There are a range of good ways to adopt sustainable practices and many have immediate business savings. Reducing your carbon footprint by using less paper and establishing digital records is a good example. Digital records take up less space and you don't have to buy as much paper. Recycling your paper products (many traders produce mountains of cardboard) helps reduce paper costs and the demand on our forests. If every trader established a digital connection with QVM by providing an email address, we could stop printing out Trader Bulletins. If every trader created a digital connection with their customers we could all stop printing business cards.

Power usage is an issue particularly in the food halls and as power becomes more expensive the potential cost savings on careful use of lighting, heating and cooling become more important.

Plastic carry bags pollute our environment in many ways and there are alternatives. But paper bags aren't necessarily a good alternative. There is a huge amount of data on the pros and cons of plastic versus paper bags and it is fair to say that both are undesirable in terms of resource use and pollution. Genuine biodegradable bags (not the “degradable” version that just breaks down into smaller pieces of pollutant) appear to be an acceptable choice. But the best alternative is for your customer to use their own recyclable bag and perhaps you should sell a version at your stall.
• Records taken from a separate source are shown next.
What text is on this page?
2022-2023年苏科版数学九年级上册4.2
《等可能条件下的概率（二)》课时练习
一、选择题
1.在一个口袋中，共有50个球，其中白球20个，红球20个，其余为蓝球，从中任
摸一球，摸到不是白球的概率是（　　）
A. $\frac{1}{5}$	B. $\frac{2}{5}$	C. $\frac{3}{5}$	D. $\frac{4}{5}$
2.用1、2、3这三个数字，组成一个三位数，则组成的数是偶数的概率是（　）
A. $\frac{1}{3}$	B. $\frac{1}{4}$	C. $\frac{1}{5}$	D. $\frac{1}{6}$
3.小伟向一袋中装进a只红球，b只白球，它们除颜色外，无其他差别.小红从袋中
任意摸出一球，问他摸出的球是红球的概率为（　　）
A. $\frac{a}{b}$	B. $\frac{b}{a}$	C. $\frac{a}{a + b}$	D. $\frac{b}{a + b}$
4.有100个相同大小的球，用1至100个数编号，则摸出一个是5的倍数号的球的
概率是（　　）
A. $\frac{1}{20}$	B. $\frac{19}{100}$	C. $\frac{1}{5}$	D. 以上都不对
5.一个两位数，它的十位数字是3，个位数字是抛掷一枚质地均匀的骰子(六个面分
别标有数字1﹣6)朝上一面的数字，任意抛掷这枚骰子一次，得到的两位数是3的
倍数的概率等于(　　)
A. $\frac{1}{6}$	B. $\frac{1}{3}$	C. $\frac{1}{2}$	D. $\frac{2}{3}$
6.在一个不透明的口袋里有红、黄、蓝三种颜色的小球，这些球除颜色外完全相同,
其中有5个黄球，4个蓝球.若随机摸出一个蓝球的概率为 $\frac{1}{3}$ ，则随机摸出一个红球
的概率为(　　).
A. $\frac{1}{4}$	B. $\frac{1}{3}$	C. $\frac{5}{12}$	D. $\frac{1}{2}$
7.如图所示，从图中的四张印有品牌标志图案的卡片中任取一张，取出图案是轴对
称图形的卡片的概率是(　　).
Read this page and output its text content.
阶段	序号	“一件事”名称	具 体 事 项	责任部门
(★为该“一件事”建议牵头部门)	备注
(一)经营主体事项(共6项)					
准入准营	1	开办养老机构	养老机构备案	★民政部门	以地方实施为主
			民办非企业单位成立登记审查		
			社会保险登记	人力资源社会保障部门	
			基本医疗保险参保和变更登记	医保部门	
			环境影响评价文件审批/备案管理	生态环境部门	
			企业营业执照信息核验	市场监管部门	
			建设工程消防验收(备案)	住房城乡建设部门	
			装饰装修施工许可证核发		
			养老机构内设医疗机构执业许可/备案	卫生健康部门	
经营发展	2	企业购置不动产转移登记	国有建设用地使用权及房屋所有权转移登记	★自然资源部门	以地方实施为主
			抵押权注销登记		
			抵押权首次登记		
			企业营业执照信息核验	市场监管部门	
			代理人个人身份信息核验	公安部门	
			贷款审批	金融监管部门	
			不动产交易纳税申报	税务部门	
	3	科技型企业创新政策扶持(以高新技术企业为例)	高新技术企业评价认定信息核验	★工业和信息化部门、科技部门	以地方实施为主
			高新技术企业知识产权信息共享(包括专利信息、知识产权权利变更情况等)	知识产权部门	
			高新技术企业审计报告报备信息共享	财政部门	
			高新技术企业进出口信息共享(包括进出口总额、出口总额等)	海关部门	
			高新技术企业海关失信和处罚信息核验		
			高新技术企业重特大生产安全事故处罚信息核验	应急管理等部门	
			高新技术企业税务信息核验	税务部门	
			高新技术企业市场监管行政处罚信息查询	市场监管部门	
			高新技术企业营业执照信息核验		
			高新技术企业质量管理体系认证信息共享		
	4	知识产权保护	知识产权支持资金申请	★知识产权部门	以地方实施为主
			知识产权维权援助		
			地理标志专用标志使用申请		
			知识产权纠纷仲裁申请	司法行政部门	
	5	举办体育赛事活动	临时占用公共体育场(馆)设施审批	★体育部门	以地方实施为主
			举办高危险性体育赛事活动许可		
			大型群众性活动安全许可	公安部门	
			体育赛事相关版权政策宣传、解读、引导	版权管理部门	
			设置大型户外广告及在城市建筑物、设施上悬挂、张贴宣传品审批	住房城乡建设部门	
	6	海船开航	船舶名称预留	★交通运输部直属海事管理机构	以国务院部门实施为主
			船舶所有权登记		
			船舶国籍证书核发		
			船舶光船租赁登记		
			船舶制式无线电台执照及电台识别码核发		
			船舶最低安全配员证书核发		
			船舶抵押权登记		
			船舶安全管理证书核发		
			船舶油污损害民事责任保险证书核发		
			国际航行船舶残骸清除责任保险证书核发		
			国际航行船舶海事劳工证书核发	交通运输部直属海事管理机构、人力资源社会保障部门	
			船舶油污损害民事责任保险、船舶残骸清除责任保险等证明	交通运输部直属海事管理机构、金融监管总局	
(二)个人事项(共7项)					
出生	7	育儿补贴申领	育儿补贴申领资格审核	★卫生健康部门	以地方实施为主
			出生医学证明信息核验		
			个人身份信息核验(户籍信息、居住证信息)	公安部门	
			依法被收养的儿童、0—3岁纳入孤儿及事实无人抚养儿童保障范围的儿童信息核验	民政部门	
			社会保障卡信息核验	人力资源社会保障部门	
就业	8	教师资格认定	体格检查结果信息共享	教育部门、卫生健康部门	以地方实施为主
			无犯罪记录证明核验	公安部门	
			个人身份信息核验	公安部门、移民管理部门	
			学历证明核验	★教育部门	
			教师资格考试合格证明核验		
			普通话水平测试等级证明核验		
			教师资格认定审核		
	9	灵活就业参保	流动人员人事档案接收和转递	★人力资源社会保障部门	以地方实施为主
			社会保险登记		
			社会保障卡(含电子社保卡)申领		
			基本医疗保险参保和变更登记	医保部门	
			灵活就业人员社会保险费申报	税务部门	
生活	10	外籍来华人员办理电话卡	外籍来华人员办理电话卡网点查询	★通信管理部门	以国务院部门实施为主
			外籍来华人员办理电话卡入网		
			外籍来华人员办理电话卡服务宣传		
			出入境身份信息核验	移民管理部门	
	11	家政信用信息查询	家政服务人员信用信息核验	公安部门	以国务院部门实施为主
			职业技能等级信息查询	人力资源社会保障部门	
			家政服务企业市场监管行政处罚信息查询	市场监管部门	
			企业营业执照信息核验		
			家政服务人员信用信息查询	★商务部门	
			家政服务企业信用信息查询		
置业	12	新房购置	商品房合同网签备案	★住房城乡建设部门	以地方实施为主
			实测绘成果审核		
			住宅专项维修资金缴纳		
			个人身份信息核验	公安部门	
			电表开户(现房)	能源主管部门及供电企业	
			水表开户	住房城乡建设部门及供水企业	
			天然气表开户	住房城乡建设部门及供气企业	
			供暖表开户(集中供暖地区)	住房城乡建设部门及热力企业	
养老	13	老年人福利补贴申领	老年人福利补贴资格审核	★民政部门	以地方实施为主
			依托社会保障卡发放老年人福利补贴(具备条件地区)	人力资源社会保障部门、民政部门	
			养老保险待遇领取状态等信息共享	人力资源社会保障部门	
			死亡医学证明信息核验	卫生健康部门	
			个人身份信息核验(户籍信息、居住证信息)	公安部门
This is an interesting subject and we haven’t even touched on things like sustainable food production and Fair Trade. Community expectations are changing at a rapid rate not just in the way customers want to purchase things but the standards adopted by those they are buying from. Just ask the clothing retailers who have their goods produced in third world countries.

No matter what your views are on sustainability, many of your customers are embracing it, so it makes good business sense to acknowledge that mind-set. And your recognition can only help every other trader in the market as we make QVM a more ethical place to shop.